In transition
I was on the route to Santiago, on my first walking day along the French part of the trail. I had left the village early in the morning. The fog was thick and it was almost impossible to work out where I was going: I was moving, almost blindly, following the yellow arrows that every now and then appeared under my feet. There was little of which I could be certain – almost nothing. After hours spent hiking uphill, step by step, the path suddenly became flat: the fog began dissipating and the view opened over the valley covered by clouds. Suddenly I saw everything that had surrounded me in the first place under a different light, from a different perspective. I was above it. It was then I became fully aware of transitioning.
We often see things as consolidated and immutable: we think – once we become adults – we will always remain the same. This, despite almost everything around us – new life situations, new encounters, the surrounding events – urges us to change. In companies, transitioning is a daily spur, triggered by evolving businesses, continuously reviewed strategies, ever-new competencies.
Looking at it more closely, transitioning touches every moment of our lives. It is something we all share and something that concerns us all. However, it is not always easy to welcome it and let it change us.

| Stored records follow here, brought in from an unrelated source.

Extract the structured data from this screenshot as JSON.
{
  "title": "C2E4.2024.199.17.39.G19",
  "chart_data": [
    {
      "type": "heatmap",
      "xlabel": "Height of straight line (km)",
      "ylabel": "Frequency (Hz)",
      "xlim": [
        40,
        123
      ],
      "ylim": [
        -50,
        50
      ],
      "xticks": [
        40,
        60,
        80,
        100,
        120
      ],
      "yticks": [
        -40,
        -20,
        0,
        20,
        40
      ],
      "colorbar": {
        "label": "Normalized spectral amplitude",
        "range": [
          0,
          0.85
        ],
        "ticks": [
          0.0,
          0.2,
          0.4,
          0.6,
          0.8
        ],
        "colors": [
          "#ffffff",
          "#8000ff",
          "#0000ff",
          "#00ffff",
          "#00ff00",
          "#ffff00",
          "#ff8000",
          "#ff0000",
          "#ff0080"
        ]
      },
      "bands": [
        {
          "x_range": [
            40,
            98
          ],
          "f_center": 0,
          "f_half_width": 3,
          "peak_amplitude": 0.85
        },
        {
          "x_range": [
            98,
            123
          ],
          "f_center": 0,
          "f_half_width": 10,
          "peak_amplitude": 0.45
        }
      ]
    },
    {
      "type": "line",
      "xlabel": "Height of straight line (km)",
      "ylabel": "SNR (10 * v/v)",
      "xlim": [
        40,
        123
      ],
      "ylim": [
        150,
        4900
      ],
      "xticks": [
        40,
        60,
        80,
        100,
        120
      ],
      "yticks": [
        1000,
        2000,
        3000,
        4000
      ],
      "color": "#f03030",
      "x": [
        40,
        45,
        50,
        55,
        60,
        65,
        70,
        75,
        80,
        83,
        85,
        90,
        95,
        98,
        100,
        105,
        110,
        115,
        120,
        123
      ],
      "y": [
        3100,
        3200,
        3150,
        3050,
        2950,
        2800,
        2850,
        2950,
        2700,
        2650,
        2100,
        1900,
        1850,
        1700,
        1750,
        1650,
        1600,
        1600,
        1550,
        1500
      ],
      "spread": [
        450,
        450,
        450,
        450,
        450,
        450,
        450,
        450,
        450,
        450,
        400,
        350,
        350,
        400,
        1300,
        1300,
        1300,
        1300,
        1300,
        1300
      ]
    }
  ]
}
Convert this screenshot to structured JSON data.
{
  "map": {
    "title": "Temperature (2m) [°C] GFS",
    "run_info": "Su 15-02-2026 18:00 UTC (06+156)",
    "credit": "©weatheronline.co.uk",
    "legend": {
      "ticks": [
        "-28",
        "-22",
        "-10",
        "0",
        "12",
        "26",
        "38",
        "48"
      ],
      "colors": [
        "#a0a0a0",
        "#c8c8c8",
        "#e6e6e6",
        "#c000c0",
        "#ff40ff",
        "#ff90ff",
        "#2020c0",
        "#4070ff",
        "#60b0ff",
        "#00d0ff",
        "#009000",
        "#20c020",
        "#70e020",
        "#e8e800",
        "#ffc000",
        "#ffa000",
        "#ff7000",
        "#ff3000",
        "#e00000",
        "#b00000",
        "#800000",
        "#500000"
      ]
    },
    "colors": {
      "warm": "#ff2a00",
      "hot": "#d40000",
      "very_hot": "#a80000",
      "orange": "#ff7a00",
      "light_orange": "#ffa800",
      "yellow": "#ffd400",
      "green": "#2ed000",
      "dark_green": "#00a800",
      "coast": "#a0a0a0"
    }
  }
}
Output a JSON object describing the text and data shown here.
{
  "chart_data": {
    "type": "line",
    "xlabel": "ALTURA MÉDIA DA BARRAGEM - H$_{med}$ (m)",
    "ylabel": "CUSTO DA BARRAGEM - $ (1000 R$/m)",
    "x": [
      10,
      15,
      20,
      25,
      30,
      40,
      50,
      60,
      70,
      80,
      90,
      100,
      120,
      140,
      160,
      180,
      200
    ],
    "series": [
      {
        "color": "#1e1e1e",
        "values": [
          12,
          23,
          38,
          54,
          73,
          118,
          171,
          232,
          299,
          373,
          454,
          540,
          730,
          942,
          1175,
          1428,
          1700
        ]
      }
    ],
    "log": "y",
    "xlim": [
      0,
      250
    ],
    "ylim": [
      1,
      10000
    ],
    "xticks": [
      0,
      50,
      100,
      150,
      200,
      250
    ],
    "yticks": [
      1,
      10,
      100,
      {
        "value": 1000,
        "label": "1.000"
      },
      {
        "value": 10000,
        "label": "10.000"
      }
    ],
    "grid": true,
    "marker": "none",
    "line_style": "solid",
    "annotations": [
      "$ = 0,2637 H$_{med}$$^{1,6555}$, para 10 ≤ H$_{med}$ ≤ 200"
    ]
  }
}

Transitioning is a passage: it is getting rid of a narrow yet reassuring image of ourselves. It is a complex journey that can bring fear, a sense of loss, disorientation. But, as we have discovered by accompanying our clients during their transitions, the journey also presents an opportunity to come into contact with new perspectives. Our transition can change our thoughts, our goals, our own desires. What was waiting to manifest finally comes to light.
This is the reason why we became passionate about transitioning and about the people that go through such a life phase. We refined ways to accompany our clients along this journey, in order to help them let go of the past whilst honoring it and, at the same time, explore new paths.
Be it a life in the corporate world or in the private sphere, Transitioning is a path thought for those feeling in transition; it suggests tools to read one’s own past in a different way, to create awareness of today’s resources, to elaborate a dynamic plan.
Using the words of a client: “When the new CEO came, I did not feel aligned with him on his strategy and managerial style and I found myself in difficulty. I questioned the value I brought to the company, my choices; I interrogated myself on which direction to take. My counselor helped me focus my capabilities and unexpressed potential, supported me in finding my balance again, gave me new tools to manage hardship and conflict. She accompanied me on my quest for the right path and widened my learning. Each manager should go through such a journey.”
Lost & Found in Transition. Even when we set out on a journey on our own, meeting good travel companions is always fortunate. Lost & Found in Transition is both a collective and a personal inner journey, where people in transition meet and travel together. A welcoming atmosphere creates an affectionate judgment-free companionship, in which parallels, reflexes and cross-references enrich each party.
Created with the collaboration of Anna Calvenzi from Acoté, this service is an intimate journey that employs multiple tools – from storytelling to slow travel, from voice dialogue ateliers to bereavement – touching the cognitive, emotional and bodily spheres. The “inner walk”, like the physical walk, becomes the instrument with which you can explore your own story, acquire a new self-perception and embark on a new journey with renewed wonder.
Lost & Found Corporate Teams. A corporate version of Lost & Found in Transition, this service addresses managerial teams and integrates elements of transition typical of the corporate life, such as corporate culture, organizational context and a firm’s strategic goals.
Corporate history and culture are revisited from new perspectives; models and collective competencies face new needs. A new future emerges, where clients become capable of capitalizing upon resources of which they were previously unaware.
Transitioning as a cultural movement. Transitioning is a cultural movement born in the early 2000 from the work and intuition of Rob Hopkins. It is made of people who question themselves about the future of the planet, beyond the horizon of their lives, and chose not to sit there and watch. They sustain an, above all, inner transition towards a world that is environmentally sustainable, spiritually satisfying and socially equal, that re-builds relationships between people and rediscovers the value of resilience. We feel very sympathetic to such a group of people: their thoughts inspire us, we feel energized by their goodwill, we use many of the tools of involvement and planning they also use. We would like to thank them and honour them, whenever possible, by sparking people’s interest and directing new energies towards their project (www.transitionnetwork.org).